Government Secrecy costs A LOT of money!

Well, you know the old cliché, Lawyers are professional liars. They brought those talents to Pierre to try to get an open settlements law killed in committee;

“Transparency is a good thing, but at what cost?” said Sioux Falls lawyer Steve Siegel, who represented the trial lawyers. Siegel noted that parties in lawsuits use confidential agreements to keep embarrassing information out of the public, and he noted that the South Dakota Newspaper Association was in favor of the bill.

I guess we only have a right to information if it isn’t embarrassing? Only a lawyer would come up with such a ridiculous excuse. He also apparently tried to peg the SDNA as a tabloid and gossip rag organization. Hey Steve, they represent NEWS organizations, not the National Enquirer.

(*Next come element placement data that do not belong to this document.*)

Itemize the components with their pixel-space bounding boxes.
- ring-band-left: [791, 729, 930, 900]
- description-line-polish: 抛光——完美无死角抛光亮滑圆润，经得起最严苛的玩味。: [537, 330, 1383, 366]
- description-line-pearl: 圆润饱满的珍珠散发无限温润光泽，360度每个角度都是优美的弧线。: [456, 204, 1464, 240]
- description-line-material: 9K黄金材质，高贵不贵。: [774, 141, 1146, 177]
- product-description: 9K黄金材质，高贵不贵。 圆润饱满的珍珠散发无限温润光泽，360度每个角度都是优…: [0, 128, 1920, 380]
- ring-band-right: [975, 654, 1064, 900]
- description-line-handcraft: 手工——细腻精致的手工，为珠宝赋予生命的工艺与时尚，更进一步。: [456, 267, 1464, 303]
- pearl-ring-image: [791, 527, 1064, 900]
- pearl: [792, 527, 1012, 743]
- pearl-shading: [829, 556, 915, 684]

They also tried to use the tired old excuse that keeping things secret saves money. LOL. How would we know if the settlements are kept secret?;

David Bordewyk, the executive director of the South Dakota Newspaper Association, pointed to the secret settlement that Sioux Falls negotiated with contractors over flawed exterior panels on the Denny Sanford Premier Center. That settlement only became public because a lawsuit had not been filed. The settlement agreement showed that Sioux Falls officials mislead the public about receiving $1 million in cash from the contractors.

That settlement, in which we got $1 million of our own money back, cost taxpayers well over $100,000 to defend it’s secrecy in court. In fact, the Federal government forbids secret settlements because government secrecy tends to cost them billions of dollars a year.

This isn’t about saving money (a lie) but it is probably about embarrassment. We had a mayor who probably signed off on bad siding, and in order to cover it up he lied about a supposed settlement. And even after the city lost the Supreme Court case, the shame and embarrassment didn’t seem to bother him at all, in fact, in true Trump style he doubled down on the lies and to this day has refused to admit if he singed off on the Shi**y siding.

Opening up these settlements will save taxpayers in South Dakota millions of dollars, and maybe the ‘public embarrassment’ will keep these settlements to a bare minimum, if they are not truly deserving. But I don’t think the recipients are the ones that will be embarrassed, it will be the corrupt politicians who got our tit in a wringer to begin with, and to that I say OPEN THE BOOKS!